In welcoming the Messiah on Palm Sunday, the first century Jews thought they were welcoming a conquering hero.  When he conquered the wrong kingdom, death instead of Rome, they rejected him, preferring instead to keep looking for someone who could deliver them from Rome, not recognizing the riches they were forgoing by opting out of deliverance from sin and death. 

Does this still happen today?  Are people ever led into Christianity thinking one thing, then discovering that the faithful life is actually very different?  You can certainly decide on your own.  I’d certainly say yes.
I’d say there are churches who proclaim that belief in God will deliver earthly riches, when in fact God promises to deliver riches that far surpass whatever gold and silver can buy.  I’d say there are churches who promise health and healing, when in fact sometimes prayers go unanswered, and sometimes healing only happens on the other side of death.  I’d say there are churches who promise that happiness will overwhelm them every day of their life, when the Bible portrays an early church that struggled with conflict and oppression despite their faithful witness.  I’d say there are churches who proclaim that Christianity is easy, when in fact our Savior asks that everything be given over to him, each and every day, and that faithful discipleship takes discipline and endurance.  I’d say there are churches who promise peace, but in fact our churches are often filled with discord and strife as we wrestle with big questions and difficult decisions.
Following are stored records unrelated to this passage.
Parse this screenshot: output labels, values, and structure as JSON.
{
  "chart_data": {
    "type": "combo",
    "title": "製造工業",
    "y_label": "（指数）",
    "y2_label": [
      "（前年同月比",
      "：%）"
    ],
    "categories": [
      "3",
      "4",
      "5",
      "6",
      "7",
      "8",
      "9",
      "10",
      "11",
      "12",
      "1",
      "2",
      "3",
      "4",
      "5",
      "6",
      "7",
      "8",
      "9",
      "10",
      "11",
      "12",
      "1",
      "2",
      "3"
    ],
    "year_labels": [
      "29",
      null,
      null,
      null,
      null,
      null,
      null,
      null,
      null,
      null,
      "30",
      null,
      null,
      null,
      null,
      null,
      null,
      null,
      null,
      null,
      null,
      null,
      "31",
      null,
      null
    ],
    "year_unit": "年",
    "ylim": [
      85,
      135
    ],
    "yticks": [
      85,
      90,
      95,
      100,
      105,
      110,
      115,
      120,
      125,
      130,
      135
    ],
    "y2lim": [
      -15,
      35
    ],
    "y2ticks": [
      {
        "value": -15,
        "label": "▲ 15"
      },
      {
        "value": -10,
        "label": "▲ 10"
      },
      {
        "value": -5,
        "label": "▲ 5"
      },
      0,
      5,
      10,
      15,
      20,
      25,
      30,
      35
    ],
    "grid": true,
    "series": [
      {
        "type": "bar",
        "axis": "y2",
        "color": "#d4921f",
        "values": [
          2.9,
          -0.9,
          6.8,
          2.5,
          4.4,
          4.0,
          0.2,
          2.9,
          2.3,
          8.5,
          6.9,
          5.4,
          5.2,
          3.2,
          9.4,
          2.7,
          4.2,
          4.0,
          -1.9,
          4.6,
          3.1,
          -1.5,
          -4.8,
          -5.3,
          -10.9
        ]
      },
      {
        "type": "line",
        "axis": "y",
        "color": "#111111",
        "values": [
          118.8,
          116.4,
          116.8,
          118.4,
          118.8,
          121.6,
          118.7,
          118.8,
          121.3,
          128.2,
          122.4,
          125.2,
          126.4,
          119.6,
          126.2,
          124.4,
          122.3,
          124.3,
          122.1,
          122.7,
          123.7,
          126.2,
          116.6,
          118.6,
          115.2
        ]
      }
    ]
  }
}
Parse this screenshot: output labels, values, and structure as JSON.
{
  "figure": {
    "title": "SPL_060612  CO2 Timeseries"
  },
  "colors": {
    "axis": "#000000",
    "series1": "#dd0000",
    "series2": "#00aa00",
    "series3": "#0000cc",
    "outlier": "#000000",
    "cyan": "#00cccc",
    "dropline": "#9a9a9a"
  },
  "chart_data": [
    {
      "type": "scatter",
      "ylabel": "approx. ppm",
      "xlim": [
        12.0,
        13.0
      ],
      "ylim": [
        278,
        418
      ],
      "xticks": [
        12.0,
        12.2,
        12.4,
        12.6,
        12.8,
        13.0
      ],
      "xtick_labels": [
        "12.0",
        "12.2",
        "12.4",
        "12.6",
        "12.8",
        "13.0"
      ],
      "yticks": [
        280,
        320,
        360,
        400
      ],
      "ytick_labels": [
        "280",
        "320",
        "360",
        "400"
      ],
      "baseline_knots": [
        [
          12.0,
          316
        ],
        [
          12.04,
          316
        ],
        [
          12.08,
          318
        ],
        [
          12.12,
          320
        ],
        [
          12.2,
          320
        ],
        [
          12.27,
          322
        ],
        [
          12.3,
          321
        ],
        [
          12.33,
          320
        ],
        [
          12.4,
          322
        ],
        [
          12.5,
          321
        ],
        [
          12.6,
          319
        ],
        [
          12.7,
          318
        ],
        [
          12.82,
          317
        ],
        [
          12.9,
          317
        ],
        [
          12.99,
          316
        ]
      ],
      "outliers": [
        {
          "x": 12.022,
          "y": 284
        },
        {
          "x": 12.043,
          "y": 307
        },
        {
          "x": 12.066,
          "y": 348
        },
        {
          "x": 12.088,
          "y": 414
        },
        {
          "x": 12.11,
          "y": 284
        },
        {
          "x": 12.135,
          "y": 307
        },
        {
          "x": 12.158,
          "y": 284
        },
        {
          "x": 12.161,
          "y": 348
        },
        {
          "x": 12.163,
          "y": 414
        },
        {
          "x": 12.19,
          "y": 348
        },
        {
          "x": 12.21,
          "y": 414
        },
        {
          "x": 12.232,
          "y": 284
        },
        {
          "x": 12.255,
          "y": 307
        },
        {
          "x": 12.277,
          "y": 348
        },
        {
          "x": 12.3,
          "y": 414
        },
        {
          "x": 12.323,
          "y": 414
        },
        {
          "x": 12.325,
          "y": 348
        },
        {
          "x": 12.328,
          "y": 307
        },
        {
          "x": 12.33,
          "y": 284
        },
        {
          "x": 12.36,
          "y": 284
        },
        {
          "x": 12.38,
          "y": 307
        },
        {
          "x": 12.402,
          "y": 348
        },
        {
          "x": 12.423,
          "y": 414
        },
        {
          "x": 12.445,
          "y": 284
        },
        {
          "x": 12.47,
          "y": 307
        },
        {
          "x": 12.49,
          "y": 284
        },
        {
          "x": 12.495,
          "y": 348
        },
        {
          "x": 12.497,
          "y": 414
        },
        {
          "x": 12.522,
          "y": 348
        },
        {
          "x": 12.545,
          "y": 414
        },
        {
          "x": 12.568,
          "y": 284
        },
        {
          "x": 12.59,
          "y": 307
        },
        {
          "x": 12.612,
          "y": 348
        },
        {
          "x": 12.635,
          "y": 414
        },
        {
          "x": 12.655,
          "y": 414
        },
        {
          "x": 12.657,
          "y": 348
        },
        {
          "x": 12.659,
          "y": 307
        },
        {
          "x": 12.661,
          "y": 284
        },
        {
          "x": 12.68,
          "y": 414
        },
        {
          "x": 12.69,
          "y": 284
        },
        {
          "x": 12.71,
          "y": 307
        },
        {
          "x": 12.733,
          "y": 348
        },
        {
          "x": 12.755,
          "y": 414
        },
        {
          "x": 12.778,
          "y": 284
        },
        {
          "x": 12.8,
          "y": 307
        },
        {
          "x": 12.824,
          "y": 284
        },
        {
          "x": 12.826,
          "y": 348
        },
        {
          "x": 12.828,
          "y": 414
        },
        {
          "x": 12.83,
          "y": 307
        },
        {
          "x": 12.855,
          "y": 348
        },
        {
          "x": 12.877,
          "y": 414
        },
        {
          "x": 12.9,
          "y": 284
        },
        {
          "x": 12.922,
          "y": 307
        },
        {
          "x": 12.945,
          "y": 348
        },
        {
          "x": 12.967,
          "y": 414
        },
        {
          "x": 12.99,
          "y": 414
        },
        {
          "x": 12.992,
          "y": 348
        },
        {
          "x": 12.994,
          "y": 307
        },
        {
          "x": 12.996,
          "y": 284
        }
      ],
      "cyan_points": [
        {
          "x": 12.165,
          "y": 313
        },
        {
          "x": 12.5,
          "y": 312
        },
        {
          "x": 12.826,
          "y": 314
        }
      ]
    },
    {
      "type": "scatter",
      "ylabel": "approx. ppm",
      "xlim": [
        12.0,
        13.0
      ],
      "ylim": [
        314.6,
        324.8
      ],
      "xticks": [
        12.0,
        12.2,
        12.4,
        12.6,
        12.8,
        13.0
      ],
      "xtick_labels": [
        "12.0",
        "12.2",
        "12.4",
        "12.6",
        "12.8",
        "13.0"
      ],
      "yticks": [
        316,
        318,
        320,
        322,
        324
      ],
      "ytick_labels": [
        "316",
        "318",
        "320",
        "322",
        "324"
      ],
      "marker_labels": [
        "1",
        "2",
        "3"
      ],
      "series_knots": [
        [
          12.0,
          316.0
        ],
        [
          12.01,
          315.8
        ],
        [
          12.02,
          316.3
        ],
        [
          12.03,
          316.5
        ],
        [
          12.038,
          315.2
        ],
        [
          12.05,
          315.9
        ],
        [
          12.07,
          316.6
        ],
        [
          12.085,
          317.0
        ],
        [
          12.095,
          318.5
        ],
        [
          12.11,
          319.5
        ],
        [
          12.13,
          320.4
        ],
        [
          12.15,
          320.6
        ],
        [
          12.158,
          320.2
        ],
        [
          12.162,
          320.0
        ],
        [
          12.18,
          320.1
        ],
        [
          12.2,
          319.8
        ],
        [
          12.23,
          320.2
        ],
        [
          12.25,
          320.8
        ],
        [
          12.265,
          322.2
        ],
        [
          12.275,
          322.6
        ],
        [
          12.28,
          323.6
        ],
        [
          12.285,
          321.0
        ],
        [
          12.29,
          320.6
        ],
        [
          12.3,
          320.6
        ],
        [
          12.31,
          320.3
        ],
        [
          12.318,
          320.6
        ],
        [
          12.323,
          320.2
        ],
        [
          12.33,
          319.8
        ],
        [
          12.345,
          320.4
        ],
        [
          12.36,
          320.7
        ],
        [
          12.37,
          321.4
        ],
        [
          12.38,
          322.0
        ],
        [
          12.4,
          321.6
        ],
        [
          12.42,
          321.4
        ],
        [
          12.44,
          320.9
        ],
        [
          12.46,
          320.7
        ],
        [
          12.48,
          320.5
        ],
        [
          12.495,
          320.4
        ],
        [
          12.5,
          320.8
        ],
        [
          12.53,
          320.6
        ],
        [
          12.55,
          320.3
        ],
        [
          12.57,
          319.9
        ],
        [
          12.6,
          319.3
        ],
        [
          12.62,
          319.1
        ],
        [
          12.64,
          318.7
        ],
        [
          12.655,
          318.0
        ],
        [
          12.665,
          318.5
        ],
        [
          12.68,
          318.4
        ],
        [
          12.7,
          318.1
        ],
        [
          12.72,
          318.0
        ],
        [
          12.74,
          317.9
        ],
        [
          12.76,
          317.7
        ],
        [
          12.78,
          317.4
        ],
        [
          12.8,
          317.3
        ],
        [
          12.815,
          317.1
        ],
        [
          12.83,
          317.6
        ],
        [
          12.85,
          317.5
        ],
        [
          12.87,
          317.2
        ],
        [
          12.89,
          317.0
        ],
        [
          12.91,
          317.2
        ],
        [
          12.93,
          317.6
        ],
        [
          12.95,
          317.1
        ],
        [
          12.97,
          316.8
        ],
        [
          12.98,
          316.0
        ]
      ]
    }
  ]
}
If we try and sell the church as a place where everything is easy and we don’t ask much, then inevitably we will disappoint people when they recognize how challenging the faithful life is.
So I believe that we, in the church, have two primary responsibilities.

The first is to read the Scriptures on our own.  If we do this, then we gain knowledge of how God has worked in the past for ourselves.  We aren’t simply being spoonfed, and our knowledge of the faithful life is not dependent on someone else.  When we are reading for ourselves, we can recognize the common distortions of Christianity and work to help non-believers have a more accurate understanding of how the faithful life of discipleship isn’t an easy path to riches but a long, slow call to endurance that traverses peaks and valleys and reaches fullness only upon passing through the veil of death.  By knowing this for ourselves and communicating it to others, we lessen the chances of disappointing those with distorted understandings of what Christianity means.

Secondly, we have a responsibility to wait patiently on God.  God has always done unexpected things, from the moment he freely created the universe from nothing to the time he entered into creation and took the punishment of death for guilty mankind.  God’s grace is unexpected and cannot be grasped by our minds.  When we live in a place of permanent dependence on God, we haven’t made up our minds beforehand, but we live with open minds and hearts about what God might be doing.  We wake each day with a renewed sense of amazement at what God might accomplish, and when we haven’t decided beforehand what God should do, we’re free to be amazed at all the ways God is at work around us, and our feet aren’t chained to a preset path—we can follow wherever God might lead, and worship as we go.  We won’t be disappointed when God calls us into something new.  We can only be amazed that the God who faithfully has lived up to every promise will continue to walk with us in the light of grace and renew us each and every day.